Something big is quietly rolling out across American airports right now. And whether it saves you time or costs you money depends entirely on what you know before you fly.

The Transportation Security Administration is launching a new program called TSA Gold+, and it could reshape the way security screening works at airports across the country.
The initiative is being introduced as part of the agency’s 25th anniversary, and while it is not something individual travelers can sign up for, it is already starting to affect the airport experience in ways worth understanding before your next trip.
What Is TSA Gold+ and Why Does It Matter?
TSA Gold+ is an expansion of something called the Screening Partnership Program, which already uses private vendors to handle security screening at 20 airports nationwide.
The new Gold+ tier takes that concept further, allowing airports to opt in to advanced security solutions powered by public-private partnerships, while the TSA retains federal oversight to ensure standards are met or exceeded.
Crucially, this comes at no extra cost to airports, and the TSA federal security director stays in charge regardless of which private company is brought in to run the checkpoints.
You have probably already walked through a Gold+-adjacent setup without realizing it.
San Francisco International Airport uses private security contractor Covenant Aviation Security, and during the most recent partial government shutdown, those private employees kept getting paid, meaning fewer delays at SFO while other airports ground to a halt.
How This Affects Your Time at the Airport
For most travelers, the day-to-day impact will be felt through faster checkpoint technology and more consistent staffing. The goal is deployment of advanced screening tools at a pace the TSA alone has historically struggled to match.
That said, TSA Gold+ is an airport-level program, not a passenger-facing one. Individual travelers cannot enroll in it or access it directly. What travelers can control is whether they are enrolled in the programs that already make security faster.
TSA PreCheck remains the most accessible option. It costs as little as $76.75 for five years and allows travelers to keep laptops and small liquids in their bags, shoes on their feet, and light jackets on their shoulders when going through screening.

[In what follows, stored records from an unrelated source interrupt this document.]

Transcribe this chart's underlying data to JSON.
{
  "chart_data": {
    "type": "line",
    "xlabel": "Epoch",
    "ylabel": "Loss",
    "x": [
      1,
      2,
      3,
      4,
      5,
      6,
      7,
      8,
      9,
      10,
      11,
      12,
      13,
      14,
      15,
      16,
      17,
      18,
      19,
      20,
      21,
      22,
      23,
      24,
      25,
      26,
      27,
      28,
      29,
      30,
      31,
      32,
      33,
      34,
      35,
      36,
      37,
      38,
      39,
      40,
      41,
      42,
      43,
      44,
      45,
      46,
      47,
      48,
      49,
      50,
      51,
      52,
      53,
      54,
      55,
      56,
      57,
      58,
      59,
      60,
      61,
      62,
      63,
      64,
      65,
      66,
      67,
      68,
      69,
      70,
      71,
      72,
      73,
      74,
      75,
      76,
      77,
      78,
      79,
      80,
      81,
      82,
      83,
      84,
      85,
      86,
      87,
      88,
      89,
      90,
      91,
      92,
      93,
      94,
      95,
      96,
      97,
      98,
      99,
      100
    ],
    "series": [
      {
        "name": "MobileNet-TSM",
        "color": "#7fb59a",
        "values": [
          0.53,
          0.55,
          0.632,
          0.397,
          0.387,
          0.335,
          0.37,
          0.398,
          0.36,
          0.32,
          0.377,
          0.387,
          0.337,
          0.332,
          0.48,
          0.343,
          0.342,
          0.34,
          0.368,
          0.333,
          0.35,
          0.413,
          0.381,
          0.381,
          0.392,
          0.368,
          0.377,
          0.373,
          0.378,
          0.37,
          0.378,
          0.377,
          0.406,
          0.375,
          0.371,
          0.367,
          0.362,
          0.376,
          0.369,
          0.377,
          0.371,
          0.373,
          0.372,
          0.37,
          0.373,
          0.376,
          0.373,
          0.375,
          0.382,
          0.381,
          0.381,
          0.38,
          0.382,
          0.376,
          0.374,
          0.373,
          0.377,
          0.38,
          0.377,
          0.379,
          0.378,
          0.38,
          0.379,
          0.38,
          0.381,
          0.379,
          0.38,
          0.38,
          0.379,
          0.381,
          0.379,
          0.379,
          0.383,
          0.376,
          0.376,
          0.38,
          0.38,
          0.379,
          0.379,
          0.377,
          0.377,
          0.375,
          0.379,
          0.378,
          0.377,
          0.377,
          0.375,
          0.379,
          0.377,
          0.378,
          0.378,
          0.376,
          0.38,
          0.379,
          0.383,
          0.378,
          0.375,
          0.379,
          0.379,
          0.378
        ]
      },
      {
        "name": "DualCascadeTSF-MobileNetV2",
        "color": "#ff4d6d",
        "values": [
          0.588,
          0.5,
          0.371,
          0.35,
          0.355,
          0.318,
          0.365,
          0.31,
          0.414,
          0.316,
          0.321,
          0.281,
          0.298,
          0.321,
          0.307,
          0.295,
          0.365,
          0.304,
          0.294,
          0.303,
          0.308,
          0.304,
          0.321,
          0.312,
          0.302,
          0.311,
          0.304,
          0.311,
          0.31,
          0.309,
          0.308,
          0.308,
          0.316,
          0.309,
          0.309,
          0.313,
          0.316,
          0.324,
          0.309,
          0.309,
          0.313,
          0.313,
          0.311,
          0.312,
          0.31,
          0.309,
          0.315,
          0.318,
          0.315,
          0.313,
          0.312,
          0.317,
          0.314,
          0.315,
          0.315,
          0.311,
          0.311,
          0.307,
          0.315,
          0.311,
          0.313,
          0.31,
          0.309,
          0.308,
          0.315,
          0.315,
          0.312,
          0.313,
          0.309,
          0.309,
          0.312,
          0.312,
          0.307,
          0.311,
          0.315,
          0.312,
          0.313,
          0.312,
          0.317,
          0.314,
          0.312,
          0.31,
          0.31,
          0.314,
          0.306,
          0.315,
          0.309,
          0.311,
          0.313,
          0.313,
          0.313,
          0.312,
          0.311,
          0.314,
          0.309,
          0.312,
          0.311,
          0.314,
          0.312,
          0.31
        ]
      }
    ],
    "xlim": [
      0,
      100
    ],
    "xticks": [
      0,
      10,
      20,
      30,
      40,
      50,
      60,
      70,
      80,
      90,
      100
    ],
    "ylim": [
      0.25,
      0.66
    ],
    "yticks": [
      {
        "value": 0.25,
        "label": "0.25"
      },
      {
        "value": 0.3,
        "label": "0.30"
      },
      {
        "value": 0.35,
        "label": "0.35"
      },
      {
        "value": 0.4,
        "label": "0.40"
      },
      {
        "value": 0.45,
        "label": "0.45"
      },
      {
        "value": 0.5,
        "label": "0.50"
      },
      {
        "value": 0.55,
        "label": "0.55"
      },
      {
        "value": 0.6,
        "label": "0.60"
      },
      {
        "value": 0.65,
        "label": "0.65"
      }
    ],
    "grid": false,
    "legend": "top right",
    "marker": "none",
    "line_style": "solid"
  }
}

Several travel credit cards will reimburse that enrollment fee entirely, making it essentially free for many people.
There is also a newer option within PreCheck worth knowing about: TSA PreCheck Touchless ID, which uses biometric scanning to verify identity without fumbling for a boarding pass or ID card.
Clear Plus works differently. Rather than giving access to a dedicated PreCheck lane, Clear uses biometric technology to skip the identity verification queue entirely, moving members straight to the front of the document check line.
The company is currently rolling out automated eGates at select terminals, including at JFK, to speed up that process even further. The cost is $209 per year, making it a pricier option, though it stacks with PreCheck for maximum speed through the checkpoint.
What Travelers Should Do Now
The expansion of private security partnerships under TSA Gold+ signals that airports are being given more flexibility to modernize quickly. That is generally good news for wait times, but the travelers who will benefit most are the ones already enrolled in PreCheck or Clear.